Adelia masih menjaga akal sehatnya. Dia segera pulang ke rumah untuk mengambil sketsa dan membuktikan diri.
Sepanjang perjalanan, pikirannya berkelana. Dia mengingat kembali adegan saat melukis dahulu.
Saat itu Adelia berusia 18 tahun dan Jarvis tidak lagi menjemputnya pulang sekolah.
Dia membawa pulang lembar hasil ujian peringkat pertama dan langsung berlari ke ruang kerja. Adelia ingin menunjukkan pada Jarvis untuk membuatnya senang.
Ruang kerja itu sunyi.
Jarvis tertidur di meja dengan posisi tengkurap dan Adelia pelan-pelan mendekatinya.

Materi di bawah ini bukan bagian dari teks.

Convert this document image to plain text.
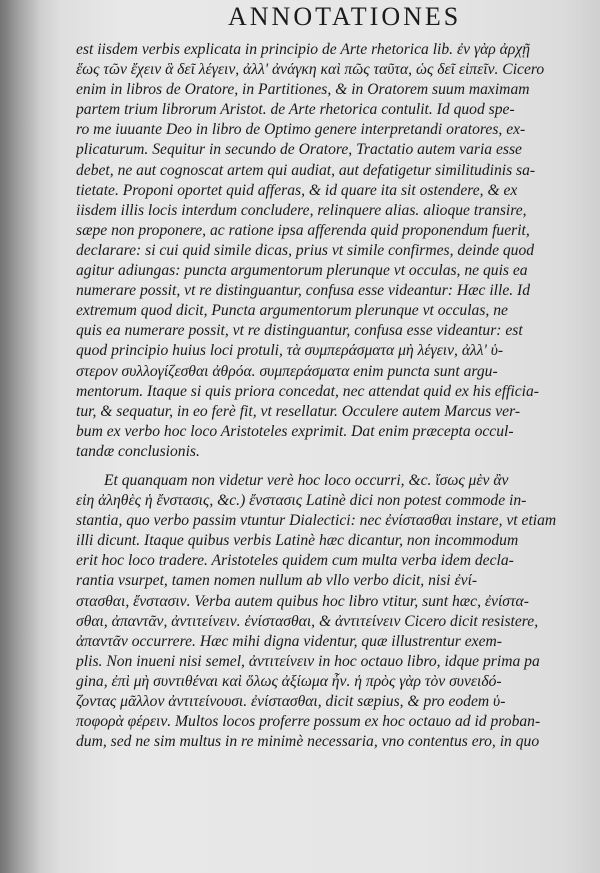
ANNOTATIONES
est iisdem verbis explicata in principio de Arte rhetorica lib. ἐν γὰρ ἀρχῇ
ἕως τῶν ἔχειν ἃ δεῖ λέγειν, ἀλλ' ἀνάγκη καὶ πῶς ταῦτα, ὡς δεῖ εἰπεῖν. Cicero
enim in libros de Oratore, in Partitiones, & in Oratorem suum maximam
partem trium librorum Aristot. de Arte rhetorica contulit. Id quod spe-
ro me iuuante Deo in libro de Optimo genere interpretandi oratores, ex-
plicaturum. Sequitur in secundo de Oratore, Tractatio autem varia esse
debet, ne aut cognoscat artem qui audiat, aut defatigetur similitudinis sa-
tietate. Proponi oportet quid afferas, & id quare ita sit ostendere, & ex
iisdem illis locis interdum concludere, relinquere alias. alioque transire,
sæpe non proponere, ac ratione ipsa afferenda quid proponendum fuerit,
declarare: si cui quid simile dicas, prius vt simile confirmes, deinde quod
agitur adiungas: puncta argumentorum plerunque vt occulas, ne quis ea
numerare possit, vt re distinguantur, confusa esse videantur: Hæc ille. Id
extremum quod dicit, Puncta argumentorum plerunque vt occulas, ne
quis ea numerare possit, vt re distinguantur, confusa esse videantur: est
quod principio huius loci protuli, τὰ συμπεράσματα μὴ λέγειν, ἀλλ' ὑ-
στερον συλλογίζεσθαι ἀθρόα. συμπεράσματα enim puncta sunt argu-
mentorum. Itaque si quis priora concedat, nec attendat quid ex his efficia-
tur, & sequatur, in eo ferè fit, vt resellatur. Occulere autem Marcus ver-
bum ex verbo hoc loco Aristoteles exprimit. Dat enim præcepta occul-
tandæ conclusionis.
Et quanquam non videtur verè hoc loco occurri, &c. ἴσως μὲν ἂν
εἰη ἀληθὲς ἡ ἔνστασις, &c.) ἔνστασις Latinè dici non potest commode in-
stantia, quo verbo passim vtuntur Dialectici: nec ἐνίστασθαι instare, vt etiam
illi dicunt. Itaque quibus verbis Latinè hæc dicantur, non incommodum
erit hoc loco tradere. Aristoteles quidem cum multa verba idem decla-
rantia vsurpet, tamen nomen nullum ab vllo verbo dicit, nisi ἐνί-
στασθαι, ἔνστασιν. Verba autem quibus hoc libro vtitur, sunt hæc, ἐνίστα-
σθαι, ἀπαντᾶν, ἀντιτείνειν. ἐνίστασθαι, & ἀντιτείνειν Cicero dicit resistere,
ἀπαντᾶν occurrere. Hæc mihi digna videntur, quæ illustrentur exem-
plis. Non inueni nisi semel, ἀντιτείνειν in hoc octauo libro, idque prima pa
gina, ἐπὶ μὴ συντιθέναι καὶ ὅλως ἀξίωμα ἦν. ἡ πρὸς γὰρ τὸν συνειδό-
ζοντας μᾶλλον ἀντιτείνουσι. ἐνίστασθαι, dicit sæpius, & pro eodem ὑ-
ποφορὰ φέρειν. Multos locos proferre possum ex hoc octauo ad id proban-
dum, sed ne sim multus in re minimè necessaria, vno contentus ero, in quo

Cahaya senja menyinari ujung alis dan sudut matanya. Di terangi sinar emas yang berkilauan, Jarvis tampak seperti raja yang berkuasa.
Adelia berniat untuk menjadi orang yang menarik Jarvis turun dari takhtanya.
Dia meletakkan lembar ujian pada wajah Jarvis dan menciumnya dengan lembut.
Jarvis terbangun oleh tindakan Adelia dan menegurnya lagi.
Namun, Adelia tidak mempermasalahkan tegurannya. Dia malah segera melukis adegan tersebut dan menyimpannya dengan penuh perhatian selama bertahun-tahun.
Setelah Adelia memutuskan untuk melepaskan Jarvis, dia memajang lukisan itu di pameran karena sangat membutuhkan uang.
Tak disangka, lukisan itu malah menjadi noda yang ditunjukkan padanya.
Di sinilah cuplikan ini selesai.